Complete with outrageous costumes and towering sets – ranging from Victor’s gone-to-seed British mansion complete with rotted ballrooms and torch-lit dungeons to a gigantic ship whose hull is frozen in the midst of the Arctic – Del Toro treats each page of Shelley’s original novel as the starting point for a million-dollar storyboard panel. This is magnificent, no-expense-spared filmmaking – well, except for some very dodgy digitally created wolves – that continues the director’s dedication to overwhelming the eye and churning the stomach. (This is easily Del Toro’s most violent film since Blade II, even taking into consideration the fate of Michael Shannon’s character in The Shape of Water.)
Elordi as the Creature in del Torro's Frankenstein. The movie opens in select theatres in Oct. 17 and is streaming on Netflix starting Nov. 7.Netflix
Yet when it comes to the actual story and its grand ideas, Del Toro’s Frankenstein lumbers along with barely a jolt of the necessary electricity. Every story beat and every character is either dead on arrival or eventually beaten into bloody pulp by Del Toro’s tedious and obvious script.
Victor (Oscar Isaac) is a bug-eyed madman whose selfishness places him well beyond any semblance of understanding, let alone redemption. His brother’s fiancée Elizabeth (Mia Goth) is a stiff object of affection forever out of Victor’s grasp. And Christoph Waltz and Charles Dance are largely wasted in their respective roles as Victor’s ally and tormentor. It is only Victor’s undead creation, played with a daring mix of fragility and brutality by Jacob Elordi, who truly comes alive – perhaps Del Toro’s ironic intention all along, though if so, a grave miscalculation given that he also asks audiences to spend so much time with everyone but the central monster.
Charles Dance as Leopold Frankenstein and Christian Convery as Young Victor Frankenstein in Frankenstein. The movie is 150 minutes long.Netflix
And time is of the essence here, with Del Toro’s story split into two chapters that are so long and taxing that when the second title card finally appears on-screen, your theatre (or most likely your living room, given Netflix’s aversion to cinemas) will echo with audible groans. Nothing in this version of Frankenstein is boring, exactly – there are explosions and brawls and shipwrecks! – but it is all so very gratuitous and, eventually, grating.
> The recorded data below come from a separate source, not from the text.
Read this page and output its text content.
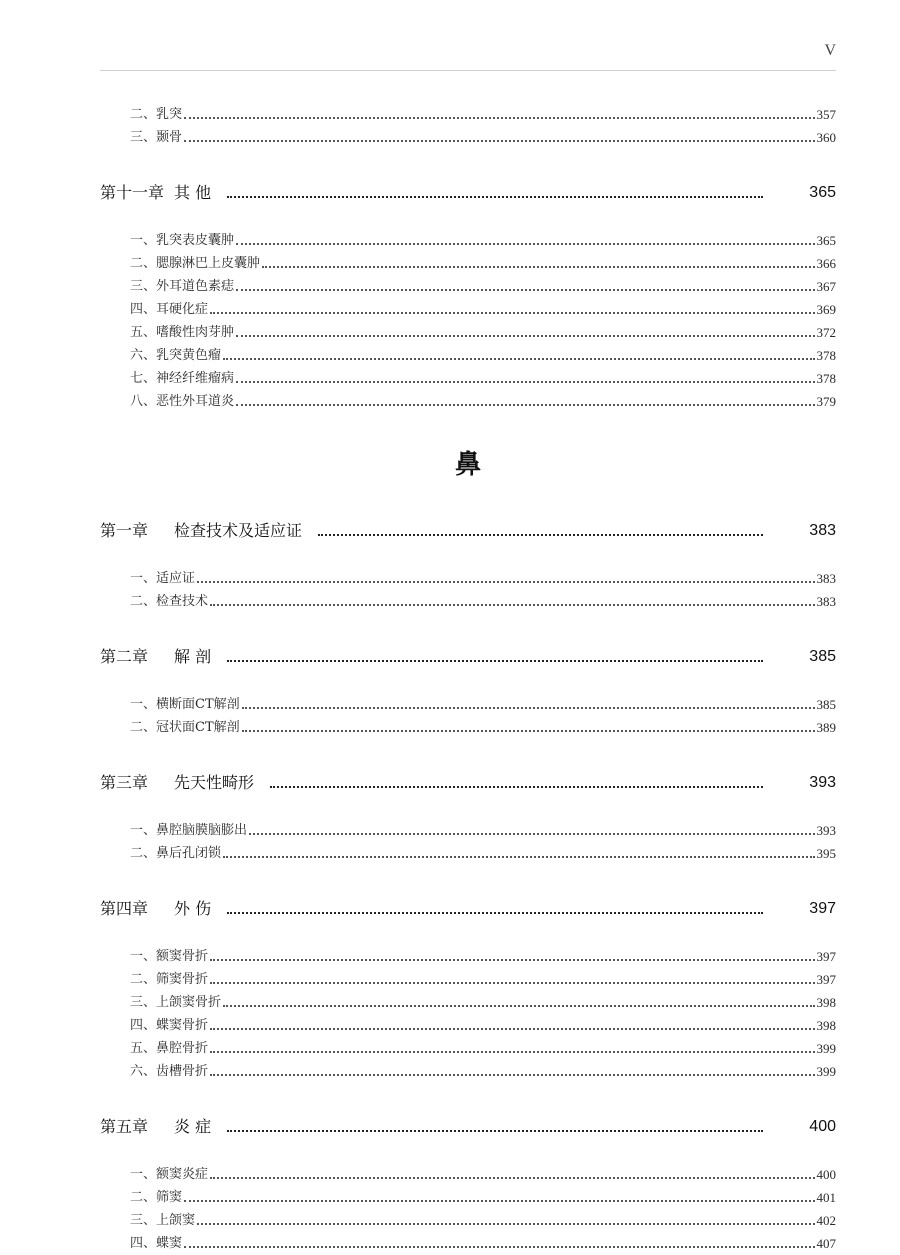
V
二、乳突	357
三、颞骨	360
第十一章 其 他	365
一、乳突表皮囊肿	365
二、腮腺淋巴上皮囊肿	366
三、外耳道色素痣	367
四、耳硬化症	369
五、嗜酸性肉芽肿	372
六、乳突黄色瘤	378
七、神经纤维瘤病	378
八、恶性外耳道炎	379
鼻
第一章	检查技术及适应证	383
一、适应证	383
二、检查技术	383
第二章	解 剖	385
一、横断面CT解剖	385
二、冠状面CT解剖	389
第三章	先天性畸形	393
一、鼻腔脑膜脑膨出	393
二、鼻后孔闭锁	395
第四章	外 伤	397
一、额窦骨折	397
二、筛窦骨折	397
三、上颌窦骨折	398
四、蝶窦骨折	398
五、鼻腔骨折	399
六、齿槽骨折	399
第五章	炎 症	400
一、额窦炎症	400
二、筛窦	401
三、上颌窦	402
四、蝶窦	407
After making one of the more beautifully weird films of his career with 2021’s underappreciated Nightmare Alley – and with a brief detour into stop-motion fable-ism with 2022’s fascinating but reductive Pinocchio – Del Toro has made an epic that perhaps only he can truly appreciate.
If Frankenstein is enough to shake the director of his creature comforts and push him to explore something new, then so be it. But don’t expect everyone else to devote themselves to such an exquisite corpse.